Berlin is under geopolitical pressure due to issues, the vitality utilization and broad measure of populace development, improving access to vitality brings various advantages that are fundamental for humans and along these lines assists with making the conditions important for geopolitical security (Klinke, 2018). Poverty according to Dittmer and Bos (2019) poverty is an improvement concern as it diminishes the opportunities and satisfaction towards life for people and systems. Even more extensively, it is a danger multiplier because it causes or fuels a wide scope of issues, including poverty, social distress, displacement of people, and the fragility of the environment. Therefore, according to Cherp et al. (2017), there is an immense need of regulating the use of energy in berlin to reduce its effect on the environment the reduction of energy insecurity.
Berlin has also been under pressure due to its rapidly changing geopolitics, which has affected its environment drastically (O'Sullivan, Overland, and Sandalow, 2017). Berlin scored low in the ratings of environmentally friendly cities due to its air quality which is immensely poor due to the number of green spaces reduced for the settlement of the urban population (Arcadis, 2020). The frequent use of energy which is polluting the air in Berlin has made the air quality index of the city to be drastically low and has to be improved with biodegradable and renewable energy. This can also intensify the minimization of the energy insecurity in Berlin. The geopolitics of Berlin can be further aligned for the improvement of the city by increasing the number of projects for the development of urban green spaces and improving the laws overseeing the rights of individuals regarding the visitation of such places.

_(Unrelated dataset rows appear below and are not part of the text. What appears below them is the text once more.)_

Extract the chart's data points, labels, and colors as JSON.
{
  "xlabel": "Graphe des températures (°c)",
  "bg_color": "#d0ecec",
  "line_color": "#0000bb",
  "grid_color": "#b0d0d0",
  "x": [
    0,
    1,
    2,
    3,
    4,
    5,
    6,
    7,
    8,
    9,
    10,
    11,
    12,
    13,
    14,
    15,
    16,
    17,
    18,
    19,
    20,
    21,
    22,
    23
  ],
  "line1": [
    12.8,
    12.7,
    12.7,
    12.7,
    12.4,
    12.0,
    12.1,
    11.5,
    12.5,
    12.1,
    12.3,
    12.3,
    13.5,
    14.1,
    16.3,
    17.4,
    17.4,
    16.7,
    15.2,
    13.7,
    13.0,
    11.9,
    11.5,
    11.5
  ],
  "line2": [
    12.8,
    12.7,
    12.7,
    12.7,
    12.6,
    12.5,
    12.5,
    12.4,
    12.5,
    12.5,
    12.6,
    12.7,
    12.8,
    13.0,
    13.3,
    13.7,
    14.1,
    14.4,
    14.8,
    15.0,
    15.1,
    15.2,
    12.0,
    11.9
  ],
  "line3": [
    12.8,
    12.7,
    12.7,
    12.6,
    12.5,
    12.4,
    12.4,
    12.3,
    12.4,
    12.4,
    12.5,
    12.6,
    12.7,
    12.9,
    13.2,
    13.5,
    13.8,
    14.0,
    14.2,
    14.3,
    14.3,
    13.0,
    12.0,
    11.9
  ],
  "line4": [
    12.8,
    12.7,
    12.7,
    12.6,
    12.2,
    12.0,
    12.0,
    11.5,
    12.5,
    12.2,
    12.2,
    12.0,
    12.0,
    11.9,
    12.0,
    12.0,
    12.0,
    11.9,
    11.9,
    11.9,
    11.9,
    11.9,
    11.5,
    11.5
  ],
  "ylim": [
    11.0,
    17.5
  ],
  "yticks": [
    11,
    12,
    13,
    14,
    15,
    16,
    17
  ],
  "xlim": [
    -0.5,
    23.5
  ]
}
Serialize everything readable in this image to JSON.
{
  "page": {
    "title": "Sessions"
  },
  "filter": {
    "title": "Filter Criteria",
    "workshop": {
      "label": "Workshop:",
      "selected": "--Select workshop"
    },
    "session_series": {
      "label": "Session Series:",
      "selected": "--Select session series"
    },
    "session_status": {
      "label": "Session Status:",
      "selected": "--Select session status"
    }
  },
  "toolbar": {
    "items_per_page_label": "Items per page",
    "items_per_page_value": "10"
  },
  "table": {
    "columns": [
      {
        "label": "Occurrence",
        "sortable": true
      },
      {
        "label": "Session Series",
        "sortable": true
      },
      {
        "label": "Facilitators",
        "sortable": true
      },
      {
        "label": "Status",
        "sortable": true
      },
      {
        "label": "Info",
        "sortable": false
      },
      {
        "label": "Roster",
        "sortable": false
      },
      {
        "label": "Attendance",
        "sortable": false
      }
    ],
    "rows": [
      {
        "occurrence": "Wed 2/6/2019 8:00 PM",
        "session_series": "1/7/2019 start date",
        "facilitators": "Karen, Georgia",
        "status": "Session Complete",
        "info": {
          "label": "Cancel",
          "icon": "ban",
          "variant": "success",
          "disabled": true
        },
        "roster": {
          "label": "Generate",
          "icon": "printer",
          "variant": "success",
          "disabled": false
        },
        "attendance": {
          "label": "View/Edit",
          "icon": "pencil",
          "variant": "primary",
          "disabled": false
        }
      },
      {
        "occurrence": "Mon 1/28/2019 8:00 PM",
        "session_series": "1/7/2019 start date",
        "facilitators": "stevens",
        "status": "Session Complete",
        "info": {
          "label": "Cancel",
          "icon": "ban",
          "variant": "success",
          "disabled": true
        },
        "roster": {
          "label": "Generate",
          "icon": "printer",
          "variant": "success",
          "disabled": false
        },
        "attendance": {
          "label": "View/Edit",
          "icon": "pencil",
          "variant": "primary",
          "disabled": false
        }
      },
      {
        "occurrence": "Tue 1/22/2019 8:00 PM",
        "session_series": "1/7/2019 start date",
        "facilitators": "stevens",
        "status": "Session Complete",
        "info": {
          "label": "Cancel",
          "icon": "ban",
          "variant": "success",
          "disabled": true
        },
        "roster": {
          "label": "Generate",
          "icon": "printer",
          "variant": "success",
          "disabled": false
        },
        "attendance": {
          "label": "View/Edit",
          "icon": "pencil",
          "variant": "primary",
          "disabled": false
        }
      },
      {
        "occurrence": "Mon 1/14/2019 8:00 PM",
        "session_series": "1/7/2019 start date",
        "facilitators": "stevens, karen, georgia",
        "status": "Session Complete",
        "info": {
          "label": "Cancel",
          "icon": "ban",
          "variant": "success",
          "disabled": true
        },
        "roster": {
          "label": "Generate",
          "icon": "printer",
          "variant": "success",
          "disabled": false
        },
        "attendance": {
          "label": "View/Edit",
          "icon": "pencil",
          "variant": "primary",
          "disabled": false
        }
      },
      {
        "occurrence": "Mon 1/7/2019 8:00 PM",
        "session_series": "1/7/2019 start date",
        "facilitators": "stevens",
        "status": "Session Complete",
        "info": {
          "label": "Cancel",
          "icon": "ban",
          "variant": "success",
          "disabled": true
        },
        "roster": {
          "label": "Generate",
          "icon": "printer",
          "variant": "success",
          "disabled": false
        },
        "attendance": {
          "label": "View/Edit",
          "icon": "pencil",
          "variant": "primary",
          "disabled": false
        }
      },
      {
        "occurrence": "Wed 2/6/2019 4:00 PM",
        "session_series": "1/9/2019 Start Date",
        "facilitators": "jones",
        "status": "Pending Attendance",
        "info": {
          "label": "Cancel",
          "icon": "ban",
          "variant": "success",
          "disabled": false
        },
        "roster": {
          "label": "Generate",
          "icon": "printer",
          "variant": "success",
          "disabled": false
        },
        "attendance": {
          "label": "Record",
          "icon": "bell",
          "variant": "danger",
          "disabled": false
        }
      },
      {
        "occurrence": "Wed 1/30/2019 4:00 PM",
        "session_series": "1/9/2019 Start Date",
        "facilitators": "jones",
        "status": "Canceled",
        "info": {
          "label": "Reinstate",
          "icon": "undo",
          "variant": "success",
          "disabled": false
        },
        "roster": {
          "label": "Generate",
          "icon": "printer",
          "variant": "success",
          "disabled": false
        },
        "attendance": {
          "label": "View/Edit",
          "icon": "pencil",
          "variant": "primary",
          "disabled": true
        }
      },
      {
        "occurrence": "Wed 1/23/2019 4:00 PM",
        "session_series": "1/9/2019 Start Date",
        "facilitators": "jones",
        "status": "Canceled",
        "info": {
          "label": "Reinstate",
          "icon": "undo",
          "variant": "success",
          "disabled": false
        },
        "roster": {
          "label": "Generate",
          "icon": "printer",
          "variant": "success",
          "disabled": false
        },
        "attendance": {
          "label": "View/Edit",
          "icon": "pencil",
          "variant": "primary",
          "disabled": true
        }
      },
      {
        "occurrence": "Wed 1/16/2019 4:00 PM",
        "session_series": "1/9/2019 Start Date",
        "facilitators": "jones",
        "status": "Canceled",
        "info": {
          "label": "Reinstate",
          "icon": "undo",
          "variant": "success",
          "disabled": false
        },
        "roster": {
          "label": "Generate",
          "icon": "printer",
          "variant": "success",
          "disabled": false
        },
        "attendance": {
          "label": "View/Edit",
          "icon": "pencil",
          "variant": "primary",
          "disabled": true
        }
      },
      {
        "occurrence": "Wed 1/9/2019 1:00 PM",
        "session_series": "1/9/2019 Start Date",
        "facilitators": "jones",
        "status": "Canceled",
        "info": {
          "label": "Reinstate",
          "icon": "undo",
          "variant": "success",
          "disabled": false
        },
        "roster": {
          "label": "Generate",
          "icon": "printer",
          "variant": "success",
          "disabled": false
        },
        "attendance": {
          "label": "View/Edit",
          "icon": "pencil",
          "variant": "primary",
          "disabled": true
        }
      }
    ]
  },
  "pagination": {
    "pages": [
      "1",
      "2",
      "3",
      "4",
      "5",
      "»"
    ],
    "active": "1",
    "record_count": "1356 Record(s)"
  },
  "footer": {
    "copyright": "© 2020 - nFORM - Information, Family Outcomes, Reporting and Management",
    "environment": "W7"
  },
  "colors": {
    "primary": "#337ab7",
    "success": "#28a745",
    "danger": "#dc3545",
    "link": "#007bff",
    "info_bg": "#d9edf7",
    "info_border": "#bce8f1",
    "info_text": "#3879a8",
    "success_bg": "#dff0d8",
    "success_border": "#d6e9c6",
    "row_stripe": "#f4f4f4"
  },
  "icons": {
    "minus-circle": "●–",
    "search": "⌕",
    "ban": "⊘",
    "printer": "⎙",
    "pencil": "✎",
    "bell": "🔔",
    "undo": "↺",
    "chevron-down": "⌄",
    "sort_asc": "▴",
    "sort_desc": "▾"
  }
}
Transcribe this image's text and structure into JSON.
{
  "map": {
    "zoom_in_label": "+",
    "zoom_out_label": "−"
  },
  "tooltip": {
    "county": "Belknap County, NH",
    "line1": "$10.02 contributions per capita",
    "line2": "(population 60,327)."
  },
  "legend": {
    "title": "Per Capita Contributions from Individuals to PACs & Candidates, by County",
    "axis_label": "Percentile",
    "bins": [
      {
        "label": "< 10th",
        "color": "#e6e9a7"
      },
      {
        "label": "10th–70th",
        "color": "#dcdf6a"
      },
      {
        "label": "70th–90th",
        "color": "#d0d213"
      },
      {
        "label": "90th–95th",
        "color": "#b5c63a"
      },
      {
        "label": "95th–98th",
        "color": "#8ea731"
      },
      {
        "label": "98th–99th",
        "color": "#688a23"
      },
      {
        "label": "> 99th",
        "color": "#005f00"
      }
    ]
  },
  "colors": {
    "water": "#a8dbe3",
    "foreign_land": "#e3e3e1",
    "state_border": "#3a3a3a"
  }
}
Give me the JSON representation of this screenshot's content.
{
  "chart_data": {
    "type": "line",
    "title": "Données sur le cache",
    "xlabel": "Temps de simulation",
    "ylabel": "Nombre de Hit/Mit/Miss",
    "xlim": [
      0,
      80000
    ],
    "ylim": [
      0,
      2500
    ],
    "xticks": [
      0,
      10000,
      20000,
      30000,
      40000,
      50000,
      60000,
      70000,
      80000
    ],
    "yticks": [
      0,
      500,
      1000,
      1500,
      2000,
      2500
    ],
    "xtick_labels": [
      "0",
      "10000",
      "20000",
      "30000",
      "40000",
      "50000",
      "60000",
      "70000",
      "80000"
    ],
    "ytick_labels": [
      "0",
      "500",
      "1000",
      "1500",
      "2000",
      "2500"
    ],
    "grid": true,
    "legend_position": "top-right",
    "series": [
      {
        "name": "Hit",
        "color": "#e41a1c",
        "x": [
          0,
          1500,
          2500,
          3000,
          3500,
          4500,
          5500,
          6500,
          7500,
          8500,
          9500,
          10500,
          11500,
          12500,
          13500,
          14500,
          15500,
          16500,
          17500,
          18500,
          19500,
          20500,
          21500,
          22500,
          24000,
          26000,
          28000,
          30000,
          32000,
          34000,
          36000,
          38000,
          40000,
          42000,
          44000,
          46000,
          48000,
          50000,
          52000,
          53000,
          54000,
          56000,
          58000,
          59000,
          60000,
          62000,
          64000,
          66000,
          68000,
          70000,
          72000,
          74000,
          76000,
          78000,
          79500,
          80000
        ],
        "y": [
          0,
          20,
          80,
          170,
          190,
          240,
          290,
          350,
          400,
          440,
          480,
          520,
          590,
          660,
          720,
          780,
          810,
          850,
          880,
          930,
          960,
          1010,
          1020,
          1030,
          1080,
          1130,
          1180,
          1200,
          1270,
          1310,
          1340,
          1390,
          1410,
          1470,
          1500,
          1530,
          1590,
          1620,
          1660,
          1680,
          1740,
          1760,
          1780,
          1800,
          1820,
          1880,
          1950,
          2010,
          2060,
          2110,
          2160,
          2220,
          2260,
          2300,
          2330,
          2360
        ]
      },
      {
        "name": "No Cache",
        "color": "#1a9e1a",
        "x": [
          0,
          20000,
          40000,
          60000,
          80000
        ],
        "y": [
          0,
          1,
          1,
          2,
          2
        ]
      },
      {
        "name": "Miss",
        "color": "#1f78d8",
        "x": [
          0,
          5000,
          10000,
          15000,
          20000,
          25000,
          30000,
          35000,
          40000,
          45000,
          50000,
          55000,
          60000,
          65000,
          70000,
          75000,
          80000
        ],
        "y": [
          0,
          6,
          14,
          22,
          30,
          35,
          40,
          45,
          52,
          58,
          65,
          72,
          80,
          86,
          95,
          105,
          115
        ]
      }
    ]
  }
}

Like any other country in the world, Germany has had its contribution to climate change. It contributed to harming the environment as well as taking certain actions to contain its negative role in global warming. Berlin, being the capital of Germany, is the representative of Germany in respect to containing the emission of harmful greenhouse gasses. Germany has made certain efforts to make Berlin’s environment healthier. However, thus far, the efforts have not been sufficient when catering to the issue as the capital still faces environmental issues. Concerning the past legacy of Germany, the Nazis made significant efforts in benefiting the environment. However, after the defeat of Germany in World War 2 and the introduction of the notion of global warming, Germany is still behind other European countries when catering to the environmental issue. Berlin still has a low ranking when compared to other big urban cities of Europe when considered to be an environmentally friendly city. To tackle this issue, the city has developed an environmental zone where the emission of CO2 is considerably lower due to certain policies. Only environment-friendly automobiles are allowed to enter this zone and require a green sticker to pass through. Berlin’s environmental zone is a positive move, however, the city still has a long road ahead when solving the environmental problems.